The menu fits on a single piece of paper and includes a generous selection of wine and beer as well as sodas and agua fresca.
Nothing on the menu is more than $11—tacos are $3.75 apiece, tortas are $7.50 and the chicken tamale with mole sauce is $4.50. Weekly specials—mole con pollo on Friday, Yucatan seafood stew on Saturday and barbacoa (meat slow-cooked over an open fire) on Sunday—top out at $11. All prices include tax. And that's pretty much the menu: tacos (chicken, steak, shrimp or mahi), tortas (chicken, steak or mahi) and the specials. For appetizers, you can choose from chips with salsa or homemade guacamole.
We started with a plate of chips and salsa, which comes either plain or “tropical.” We opted for the latter, a good choice—not much spice, but very fresh with pieces of papaya and mango.

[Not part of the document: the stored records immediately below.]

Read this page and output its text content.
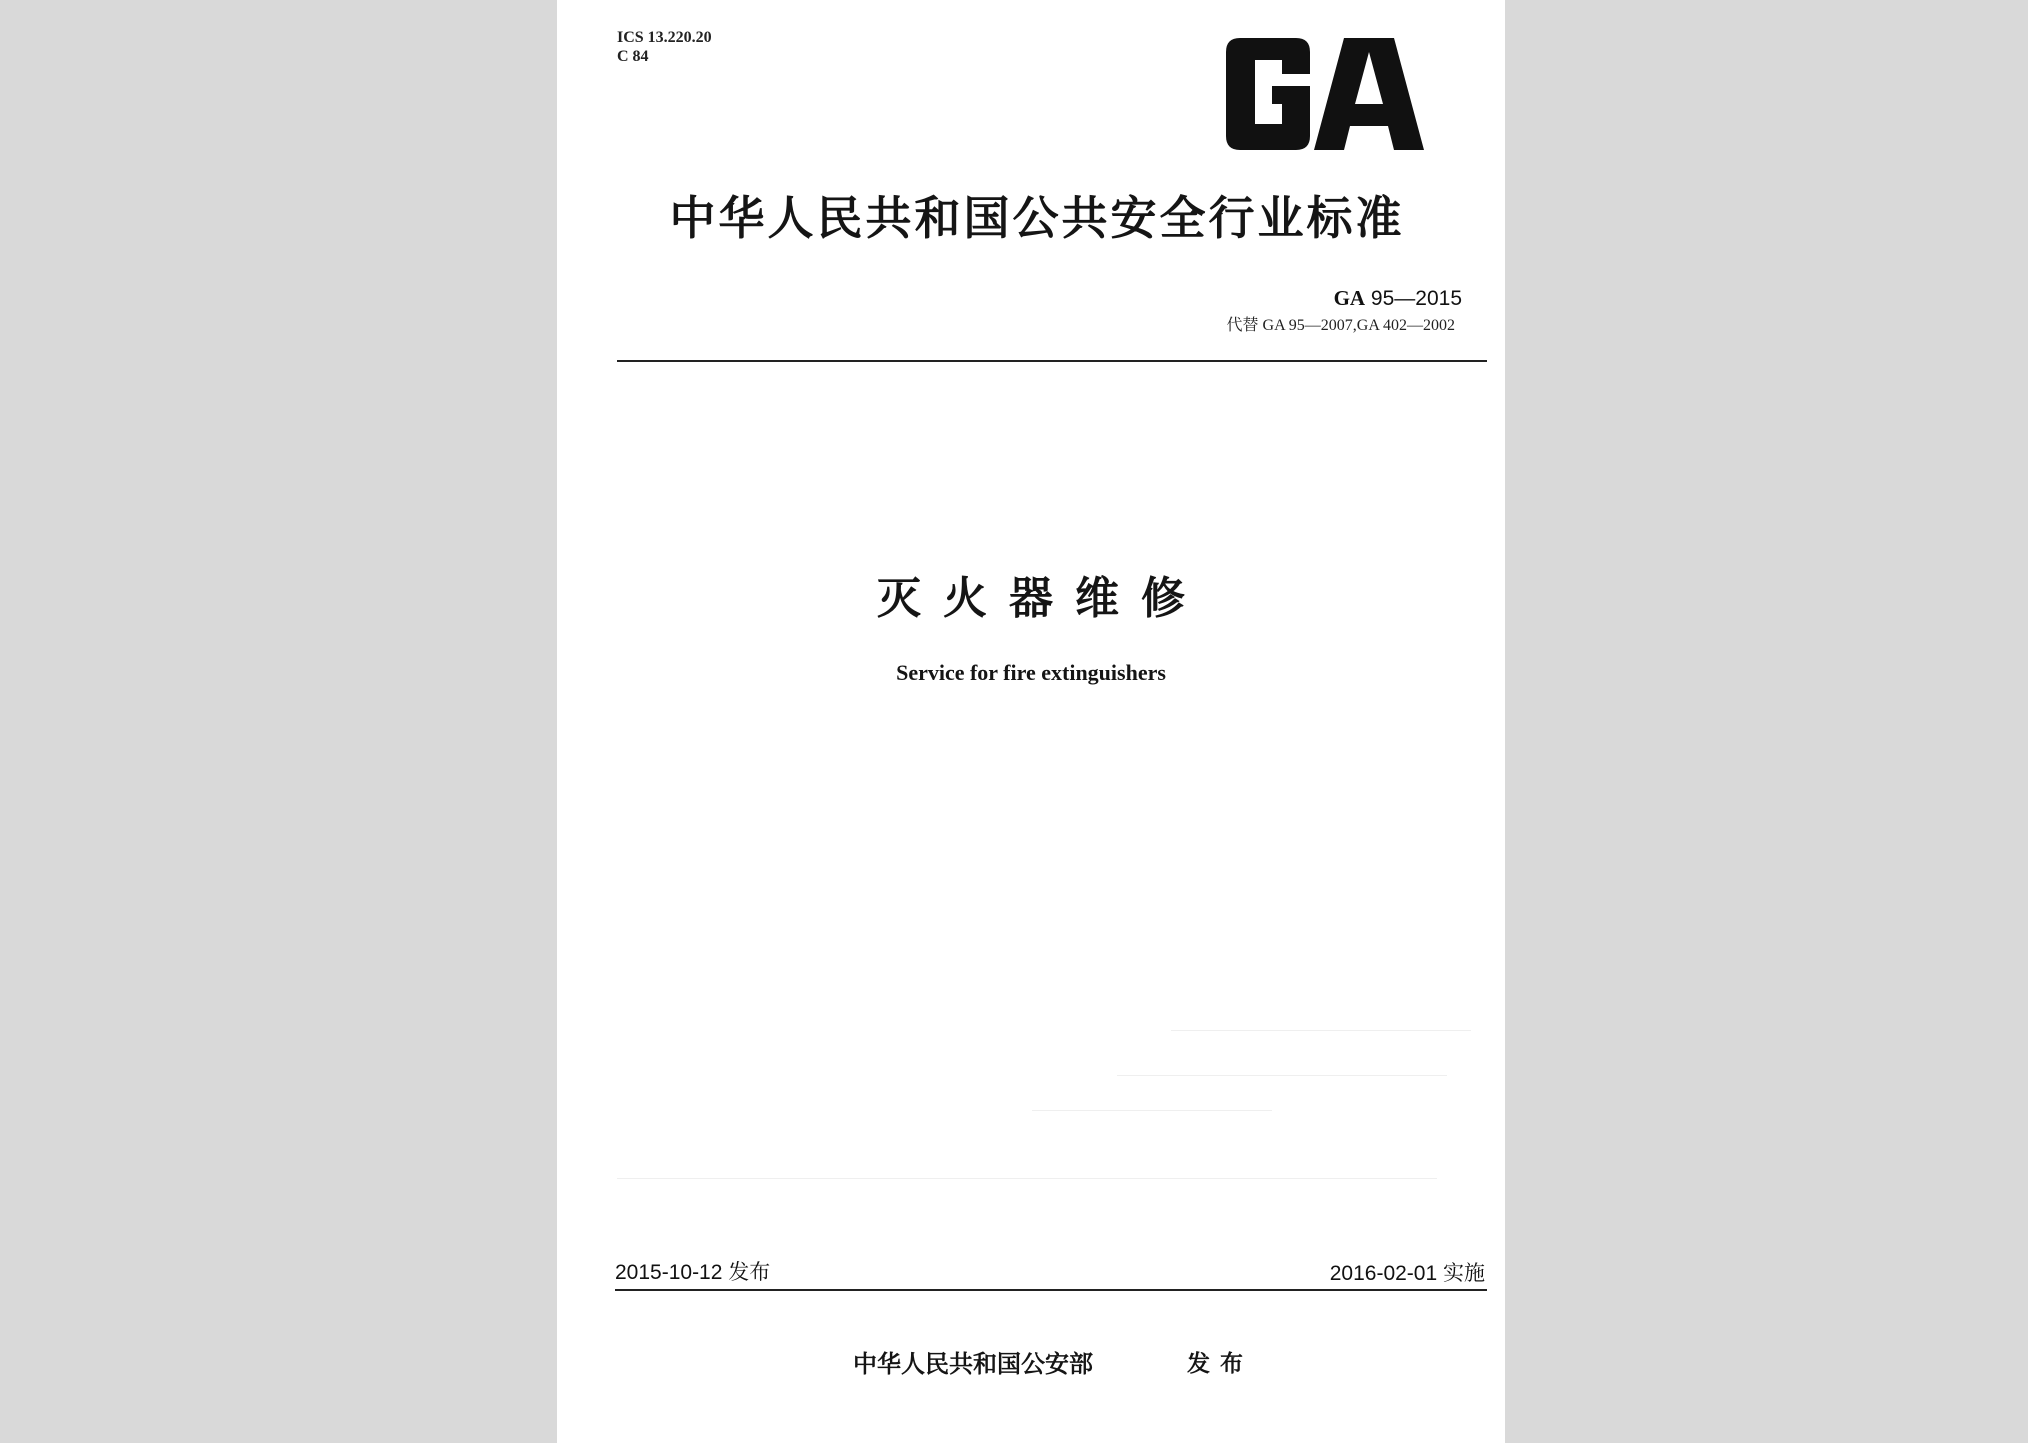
ICS 13.220.20
C 84
中华人民共和国公共安全行业标准
GA 95—2015
代替 GA 95—2007,GA 402—2002
灭火器维修
Service for fire extinguishers
2015-10-12 发布	2016-02-01 实施
中华人民共和国公安部	发布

We'd barely dug into the chips and salsa when the tamale arrived, laid out on a large banana leaf and looking unlike any tamale we'd seen before. Rather than the masa dough being wrapped around the filling, this tamale comprised a square of sweet-corn masa with diced chicken on top. Both were covered by a spicy, rich and chocolaty mole sauce. It's an outstanding dish.
(Right now the tamale's offered only on special. Perhaps if enough of you go to Cantina Mayahuel and ask for the tamale—don't all go at once; the place is small—maybe one day it'll become a permanent menu item.)
Even if the tamale remains only an occasional offering, my two companions and I will still go back for the chipotle chicken taco and the torta. The taco was something to behold, topped with shredded cabbage, a little crema and a bit of hot sauce all artfully set in two warm corn tortillas. We also tried the tasajo tacos, a Oaxacan-style preparation in which meat is sliced thin and, in this case, marinated in lime and chilies. While tasty, it wasn't quite as good as the chicken. The torta, on soft bollilo bread, was also outstanding, filled with the spicy chipotle chicken, sliced cabbage and carrots, crema, garlic mayo and some of the tropical salsa.
The one disappointment was the beans-and-rice side dish ($1.75)-one order is easily enough for two people, maybe three. The rice was plain white rice and bland. My gringo tongue welcomed a few bites of bland to cool off after the spicy chipotle chicken, but I would have traded the reprieve for just the slightest bit of flavor. The beans were so-so and could have used just a little more flavor.
Beans and rice aside, it's a pleasure to recommend Cantina Mayahuel. Too often, new restaurants in San Diego fail to impress, thinking they can get by on gimmicks and window dressing. Cantina Mayahuel doesn't resort to either and could be located in a shack for all I care—the food's that good.
Cantina Mayahuel is open noon to 10 p.m. Tuesday through Saturday; closed Monday.